Is there an easier way to do this with parameterization?

>> You can't just change it into a line integral, that's a different problem.

When do I want to use the line integral then? Shouldn't a line integral work for any curve?

Thank you for the help. I really appreciate it.

6. Sep 11, 2009

### Dick

No, a line integral is a different problem. If one of your iterated integrals is zero then the integral over the region is zero. The other iterated integral is just integrating 0. The answer is 0.

7. Sep 12, 2009

### HallsofIvy

Staff Emeritus
Are you sure its not "$-1\le x\le 1, -1\le y\le 1$"? Saying "$-1\le x\le 1, -1\le x\le 1$", that is just repeating the same thing, doesn't make sense to me. If it really is just $-1\le x\le 1$, that is an infinite strip and the integral does not exist.

Again, are you sure it is not $\{(x, y): -1\le x\le 1, -1\le y\le 1\}$? that would be a square while what you have is a line segment and the integral of "dxdy" over a line segment is, as Dick said, 0.

Finally, does the problem say "Find C1, C2, C3" or "Find Q(C1), Q(C2), Q(C3)", the integral of the function over those sets? If it is only to find or graph those sets, no integration is required!

8. Sep 12, 2009

### bizoid

I'm sorry the question does say find Q(C1), Q(C2), Q(C3).

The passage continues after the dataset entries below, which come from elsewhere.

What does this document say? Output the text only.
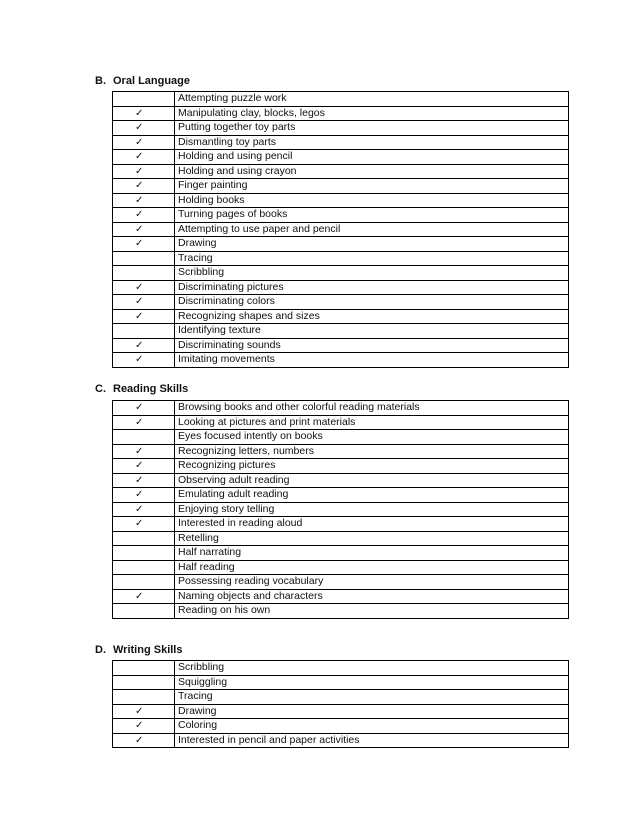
B. Oral Language
	Attempting puzzle work
✓	Manipulating clay, blocks, legos
✓	Putting together toy parts
✓	Dismantling toy parts
✓	Holding and using pencil
✓	Holding and using crayon
✓	Finger painting
✓	Holding books
✓	Turning pages of books
✓	Attempting to use paper and pencil
✓	Drawing
	Tracing
	Scribbling
✓	Discriminating pictures
✓	Discriminating colors
✓	Recognizing shapes and sizes
	Identifying texture
✓	Discriminating sounds
✓	Imitating movements
C. Reading Skills
✓	Browsing books and other colorful reading materials
✓	Looking at pictures and print materials
	Eyes focused intently on books
✓	Recognizing letters, numbers
✓	Recognizing pictures
✓	Observing adult reading
✓	Emulating adult reading
✓	Enjoying story telling
✓	Interested in reading aloud
	Retelling
	Half narrating
	Half reading
	Possessing reading vocabulary
✓	Naming objects and characters
	Reading on his own
D. Writing Skills
	Scribbling
	Squiggling
	Tracing
✓	Drawing
✓	Coloring
✓	Interested in pencil and paper activities
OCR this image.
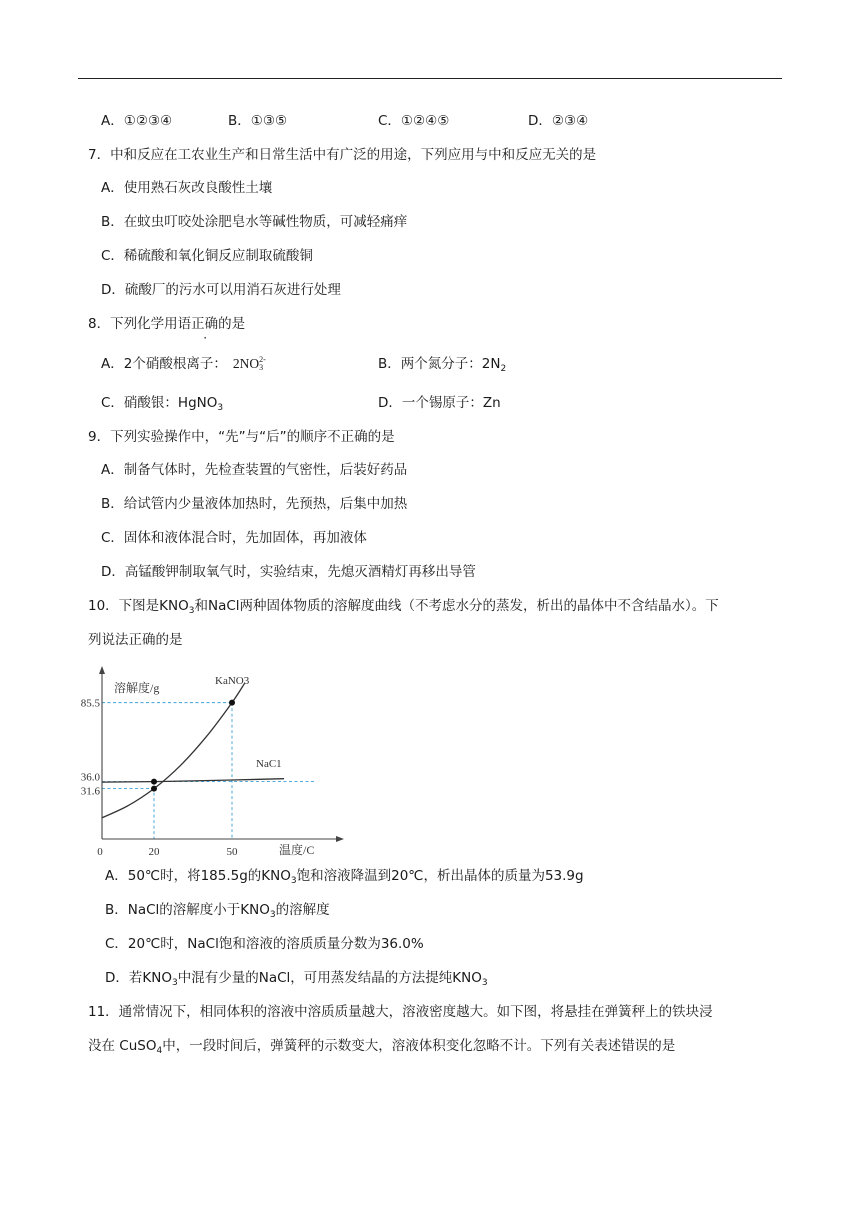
A．①②③④	B．①③⑤	C．①②④⑤	D．②③④
7．中和反应在工农业生产和日常生活中有广泛的用途，下列应用与中和反应无关的是
A．使用熟石灰改良酸性土壤
B．在蚊虫叮咬处涂肥皂水等碱性物质，可减轻痛痒
C．稀硫酸和氧化铜反应制取硫酸铜
D．硫酸厂的污水可以用消石灰进行处理
8．下列化学用语正确的是
A．2个硝酸根离子： 2NO 2-
3	B．两个氮分子：$2N_2$
C．硝酸银：HgNO$_3$	D．一个锡原子：Zn
9．下列实验操作中，“先”与“后”的顺序不正确的是
A．制备气体时，先检查装置的气密性，后装好药品
B．给试管内少量液体加热时，先预热，后集中加热
C．固体和液体混合时，先加固体，再加液体
D．高锰酸钾制取氧气时，实验结束，先熄灭酒精灯再移出导管
10．下图是$KNO_3$和NaCl两种固体物质的溶解度曲线（不考虑水分的蒸发，析出的晶体中不含结晶水）。下
列说法正确的是
31.6
36.0
85.5
0	20	50
溶解度/g
温度/C
KaNO3
NaC1
A．50℃时，将185.5g的$KNO_3$饱和溶液降温到20℃，析出晶体的质量为53.9g
B．NaCl的溶解度小于$KNO_3$的溶解度
C．20℃时，NaCl饱和溶液的溶质质量分数为36.0%
D．若$KNO_3$中混有少量的NaCl，可用蒸发结晶的方法提纯$KNO_3$
11．通常情况下，相同体积的溶液中溶质质量越大，溶液密度越大。如下图，将悬挂在弹簧秤上的铁块浸
没在 CuSO$_4$中，一段时间后，弹簧秤的示数变大，溶液体积变化忽略不计。下列有关表述错误的是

It is from Introduction to Mathematical Statistics by Hogg, Mckean and Craig.

(1) Sorry your C1 is correct {(x,y): -1 <= x <= 1, -1 <= y <= 1}. I missed typed.

(2) C2 is written correctly.

Sorry for being stupid. In regards to C2, how can the area under the curve be zero. Granted its not a 3D volume. But there should still be area under the curve f(x,y) = x^2 + y^2 along this line segment x=y.

What am I missing? I will pull out the old Stewart Calc book on Sunday and have a look through at what I am missing.